The Music Lives On, but the iPod touch Reaches the End of an Era

ipod touch reaches end

The iPod first came out 20 years ago, revolutionizing the ability to take your music on the go. The concept expanded, Apple released several new products under the iPod name, but then came the iPhone. Quickly, all that remained of the iPod product family was the iPod touch, essentially an iPhone without the cell chip. On Tuesday, the Cupertino-based company announced the end of the iPod era. The music lives on, Apple says, but the iPod touch is officially discontinued.

From iPod and iTunes to Apple Music

In its press release Tuesday, Apple pointed out that the iPod product family “has captivated users all over the world who love the ability to take their music with them on the go.” Over the years, Cupertino expanded on that concept. Today, Apple’s entire product line offers access to more than 90 million songs and over 30,000 playlists.

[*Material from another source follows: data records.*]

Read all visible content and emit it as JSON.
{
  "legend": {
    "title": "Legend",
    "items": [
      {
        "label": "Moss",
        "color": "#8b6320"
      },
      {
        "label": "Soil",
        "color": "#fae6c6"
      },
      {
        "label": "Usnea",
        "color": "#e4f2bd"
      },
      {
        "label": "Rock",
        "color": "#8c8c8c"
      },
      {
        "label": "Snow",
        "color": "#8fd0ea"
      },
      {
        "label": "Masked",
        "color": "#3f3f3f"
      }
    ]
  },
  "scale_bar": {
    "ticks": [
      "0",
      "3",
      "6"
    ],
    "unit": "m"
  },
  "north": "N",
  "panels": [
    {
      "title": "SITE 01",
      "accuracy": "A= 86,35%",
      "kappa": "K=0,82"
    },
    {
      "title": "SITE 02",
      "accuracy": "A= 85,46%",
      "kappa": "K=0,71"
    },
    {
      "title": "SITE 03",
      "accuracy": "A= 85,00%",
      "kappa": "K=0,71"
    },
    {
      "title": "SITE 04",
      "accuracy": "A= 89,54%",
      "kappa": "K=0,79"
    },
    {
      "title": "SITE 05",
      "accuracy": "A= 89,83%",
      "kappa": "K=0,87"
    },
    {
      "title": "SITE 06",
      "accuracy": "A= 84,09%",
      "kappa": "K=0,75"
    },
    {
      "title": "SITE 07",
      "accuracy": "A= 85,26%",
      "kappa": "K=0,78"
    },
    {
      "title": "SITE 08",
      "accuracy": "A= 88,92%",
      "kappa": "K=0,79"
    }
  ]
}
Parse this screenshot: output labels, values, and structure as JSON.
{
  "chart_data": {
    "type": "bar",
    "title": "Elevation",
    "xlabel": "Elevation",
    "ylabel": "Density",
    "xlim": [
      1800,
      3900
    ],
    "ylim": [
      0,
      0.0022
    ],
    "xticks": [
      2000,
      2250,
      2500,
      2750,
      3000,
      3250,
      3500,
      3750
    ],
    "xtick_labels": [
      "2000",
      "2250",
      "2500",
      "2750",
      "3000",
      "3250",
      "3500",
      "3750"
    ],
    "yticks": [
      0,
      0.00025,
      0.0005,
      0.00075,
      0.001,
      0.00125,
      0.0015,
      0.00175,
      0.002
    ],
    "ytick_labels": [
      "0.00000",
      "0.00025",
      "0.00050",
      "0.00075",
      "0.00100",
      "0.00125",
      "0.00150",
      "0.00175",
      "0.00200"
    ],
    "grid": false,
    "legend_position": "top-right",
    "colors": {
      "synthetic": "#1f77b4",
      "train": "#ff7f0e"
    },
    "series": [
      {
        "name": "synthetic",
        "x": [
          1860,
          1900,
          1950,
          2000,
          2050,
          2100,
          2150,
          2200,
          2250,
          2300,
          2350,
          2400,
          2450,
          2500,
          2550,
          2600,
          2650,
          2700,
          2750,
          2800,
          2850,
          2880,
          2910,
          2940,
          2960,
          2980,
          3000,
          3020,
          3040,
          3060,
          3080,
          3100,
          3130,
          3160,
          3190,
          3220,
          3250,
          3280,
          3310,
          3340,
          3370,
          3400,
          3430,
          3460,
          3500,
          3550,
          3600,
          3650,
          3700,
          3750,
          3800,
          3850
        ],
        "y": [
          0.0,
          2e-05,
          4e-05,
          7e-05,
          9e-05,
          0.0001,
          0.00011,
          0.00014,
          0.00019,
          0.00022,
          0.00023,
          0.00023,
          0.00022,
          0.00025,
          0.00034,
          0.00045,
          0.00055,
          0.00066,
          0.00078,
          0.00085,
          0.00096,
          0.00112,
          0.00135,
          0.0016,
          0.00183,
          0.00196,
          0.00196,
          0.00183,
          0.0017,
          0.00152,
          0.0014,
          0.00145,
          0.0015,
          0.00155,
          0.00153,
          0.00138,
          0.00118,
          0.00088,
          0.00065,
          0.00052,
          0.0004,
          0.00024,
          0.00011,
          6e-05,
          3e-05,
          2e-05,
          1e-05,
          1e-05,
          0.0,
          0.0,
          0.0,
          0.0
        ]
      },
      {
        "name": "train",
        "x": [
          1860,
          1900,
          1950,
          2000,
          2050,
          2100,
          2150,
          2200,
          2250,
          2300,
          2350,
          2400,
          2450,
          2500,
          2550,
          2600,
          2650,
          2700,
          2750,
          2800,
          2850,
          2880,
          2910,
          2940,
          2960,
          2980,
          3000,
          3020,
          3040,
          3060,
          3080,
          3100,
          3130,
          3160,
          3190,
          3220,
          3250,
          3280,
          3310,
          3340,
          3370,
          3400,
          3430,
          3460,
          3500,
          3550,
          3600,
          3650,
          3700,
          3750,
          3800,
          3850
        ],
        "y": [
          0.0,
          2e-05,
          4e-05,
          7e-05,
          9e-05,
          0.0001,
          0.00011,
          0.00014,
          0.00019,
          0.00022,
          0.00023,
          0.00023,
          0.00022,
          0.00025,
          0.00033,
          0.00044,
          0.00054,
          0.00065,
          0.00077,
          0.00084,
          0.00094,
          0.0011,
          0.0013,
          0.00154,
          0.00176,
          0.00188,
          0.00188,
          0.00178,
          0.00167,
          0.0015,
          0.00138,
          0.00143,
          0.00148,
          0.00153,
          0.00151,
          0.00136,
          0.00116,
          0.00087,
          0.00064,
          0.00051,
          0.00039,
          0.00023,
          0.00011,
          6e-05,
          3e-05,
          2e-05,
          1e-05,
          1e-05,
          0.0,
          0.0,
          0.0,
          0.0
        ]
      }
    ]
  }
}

The Mac, the iPhone, and the iPad all fully support Apple Music and more. There’s also the Apple TV and, when paired with AirPods or some other Bluetooth headset, your Apple Watch. If all you want is the music, podcasts, and other audio content, HomePod mini is a great choice.

The need for the iPod touch, Apple’s final offering in that family, has dwindled to almost nil. The device itself hasn’t been updated since 2019. The most recent generation only has the A10 Fusion chip that powered the iPhone 7. For those who lost track, Apple’s up to A15 Bionic for the iPhone and its M1 SoC powers Macs and several iPad models.

Greg Joswiak, Apple’s senior Vice President of Worldwide Marketing, said the iPod may be done but not the music experience it launched.

Today, the spirit of iPod lives on. We’ve integrated an incredible music experience across all of our products, from the iPhone to the Apple Watch to HomePod mini, and across Mac, iPad, and Apple TV. And Apple Music delivers industry-leading sound quality with support for spatial audio — there’s no better way to enjoy, discover, and experience music.

The Product Discontinuation We’ve Been Predicting for Years

In February, I suggested Apple should discontinue the iPod touch and instead offer a $199 iPhone SE. That wasn’t even close to the start of the conversation, though. Apple fans and pundits alike have been calling for Cupertino to discontinue the product almost since its latest generation released.

Some argue the iPod touch is great for children and others who want or need the iOS experience without the cellular capability. The most recent model does run iOS 15, but only barely. The fact is, there are better options, even if they do cost more.

Setting up a new iPhone without a cellular plan may not be as easy as with one, but it’s still possible. On top of that, most people probably have an older iPhone that’s still fresher than the iPod touch to pass down to the younger generations.

The iPod touch Reaches the End of Its Lifetime

Do I believe Apple should offer something to consumers at a price point similar to that of the iPod touch? Absolutely, but I don’t think it need be a refreshed iPod touch. That’s probably a topic for another day, though.

If you want to get your hands on an iPod touch, Apple is still selling them … for now. Cupertino says consumers can still purchase iPod touch through its website, Apple Store locations, and Apple Authorized Resellers while supplies last.

One thought on “The Music Lives On, but the iPod touch Reaches the End of an Era

  • eff:

    Somewhere in one of my overseas storage boxes I have a brand new, never used iPod Touch in its original packaging. This was a gift from one of my research projects to all team members back in the early 2010’s. I thought to give it to one of my kids, but they already had iPhones and couldn’t be bothered with an iPod – already a relic of their father’s generation. I thought to give it to a local research team member, but there was no access to iTunes or the Apple Store, and the members I thought to give it to expressed reluctance in understanding how to use it (I should have told the recipient to give it to their kids – they’d have known exactly what to do. Alas). 

    Perhaps once I’ve recovered it, I could hold onto it – you know – like a baseball card still in its original packing and put it up for auction. The question is, not unlike old Apple IIs and original Macintoshes, will the value only increase with time – especially for one in mint condition? 

    I wonder if Sotheby’s might do a valuation and auction? Who knows, this could be my ticket to purchasing my own island in the Bahamas – oh, oh or maybe even a down payment on an Apple XDR Pro Display!